Coming just more than 12 hours after Star Trek Discovery star Rapp first made public his allegations of what happened at a party at Spacey’s New York City apartment back in the mid-1980s, the streaming service made the official decision today, sources tell us. While Netflix and producers Media Rights Capital were leaning towards ending the show a while ago, key cast and creatives were only alerted this morning in a series of calls.

“Media Rights Capital and Netflix are deeply troubled by last night’s news concerning Kevin Spacey,” the companies said in a joint statement today. “In response to last night’s revelations, executives from both of our companies arrived in Baltimore this afternoon to meet with our cast and crew to ensure that they continue to feel safe and supported. As previously scheduled, Kevin Spacey is not working on set at this time.”

We have also heard that Netflix’s Spacey-starring film Gore about the acerbic author Gore Vidal may be on the chopping block now too.

One presumes this decision stems from a confluence of three factors. The first is that no one has come up with any reason to doubt the accusation from Rapp.
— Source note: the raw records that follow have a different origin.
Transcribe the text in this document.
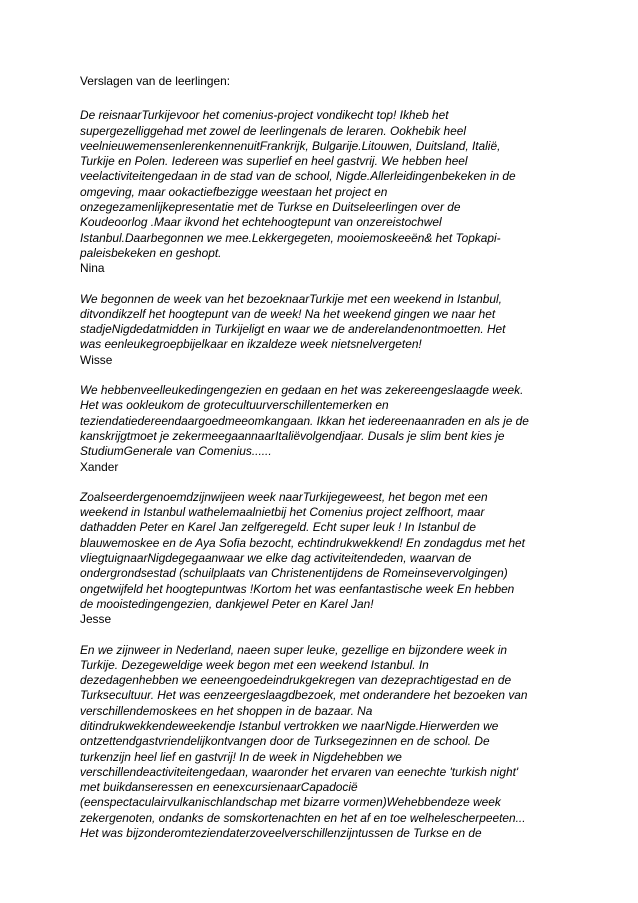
Verslagen van de leerlingen:
De reisnaarTurkijevoor het comenius-project vondikecht top! Ikheb het
supergezelliggehad met zowel de leerlingenals de leraren. Ookhebik heel
veelnieuwemensenlerenkennenuitFrankrijk, Bulgarije.Litouwen, Duitsland, Italië,
Turkije en Polen. Iedereen was superlief en heel gastvrij. We hebben heel
veelactiviteitengedaan in de stad van de school, Nigde.Allerleidingenbekeken in de
omgeving, maar ookactiefbezigge weestaan het project en
onzegezamenlijkepresentatie met de Turkse en Duitseleerlingen over de
Koudeoorlog .Maar ikvond het echtehoogtepunt van onzereistochwel
Istanbul.Daarbegonnen we mee.Lekkergegeten, mooiemoskeeën& het Topkapi-
paleisbekeken en geshopt.
Nina
We begonnen de week van het bezoeknaarTurkije met een weekend in Istanbul,
ditvondikzelf het hoogtepunt van de week! Na het weekend gingen we naar het
stadjeNigdedatmidden in Turkijeligt en waar we de anderelandenontmoetten. Het
was eenleukegroepbijelkaar en ikzaldeze week nietsnelvergeten!
Wisse
We hebbenveelleukedingengezien en gedaan en het was zekereengeslaagde week.
Het was ookleukom de grotecultuurverschillentemerken en
teziendatiedereendaargoedmeeomkangaan. Ikkan het iedereenaanraden en als je de
kanskrijgtmoet je zekermeegaannaarItaliëvolgendjaar. Dusals je slim bent kies je
StudiumGenerale van Comenius......
Xander
Zoalseerdergenoemdzijnwijeen week naarTurkijegeweest, het begon met een
weekend in Istanbul wathelemaalnietbij het Comenius project zelfhoort, maar
dathadden Peter en Karel Jan zelfgeregeld. Echt super leuk ! In Istanbul de
blauwemoskee en de Aya Sofia bezocht, echtindrukwekkend! En zondagdus met het
vliegtuignaarNigdegegaanwaar we elke dag activiteitendeden, waarvan de
ondergrondsestad (schuilplaats van Christenentijdens de Romeinsevervolgingen)
ongetwijfeld het hoogtepuntwas !Kortom het was eenfantastische week En hebben
de mooistedingengezien, dankjewel Peter en Karel Jan!
Jesse
En we zijnweer in Nederland, naeen super leuke, gezellige en bijzondere week in
Turkije. Dezegeweldige week begon met een weekend Istanbul. In
dezedagenhebben we eeneengoedeindrukgekregen van dezeprachtigestad en de
Turksecultuur. Het was eenzeergeslaagdbezoek, met onderandere het bezoeken van
verschillendemoskees en het shoppen in de bazaar. Na
ditindrukwekkendeweekendje Istanbul vertrokken we naarNigde.Hierwerden we
ontzettendgastvriendelijkontvangen door de Turksegezinnen en de school. De
turkenzijn heel lief en gastvrij! In de week in Nigdehebben we
verschillendeactiviteitengedaan, waaronder het ervaren van eenechte 'turkish night'
met buikdanseressen en eenexcursienaarCapadocië
(eenspectaculairvulkanischlandschap met bizarre vormen)Wehebbendeze week
zekergenoten, ondanks de somskortenachten en het af en toe welhelescherpeeten...
Het was bijzonderomteziendaterzoveelverschillenzijntussen de Turkse en de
The second is that Spacey didn’t really deny the accusation, he just claimed he didn’t remember. The third was Netflix and the producers were already discussing ending the show. If House of Cards was in its first or second season, and still a huge hit for Netflix, would they be so willing to end the show?

Or is it that Netflix and the producers already had a backup plan in place?

Variety has learned that the streaming service and producer Media Rights Capital are in very early stages of development on multiple ideas for a potential spinoff. One concept revolves around Doug Stamper, the political aide-de-camp played by actor Michael Kelly in the first five seasons of the political drama, with Eric Roth set to write. Roth served as an executive producer on the first four seasons of “House of Cards” and is currently exec producing TNT’s “The Alienist.”

ADDENDA: Our Charlie Cooke explains why we’re asking for donations, and what those donations can mean to National Review’s expanding stable of podcast offerings.

Who the heck would fund a group that creates commercials that depict Ed Gillespie voters as homicidal manaics, eager to run down children in pickup trucks?

Ah, George Soros, that’s who would do that.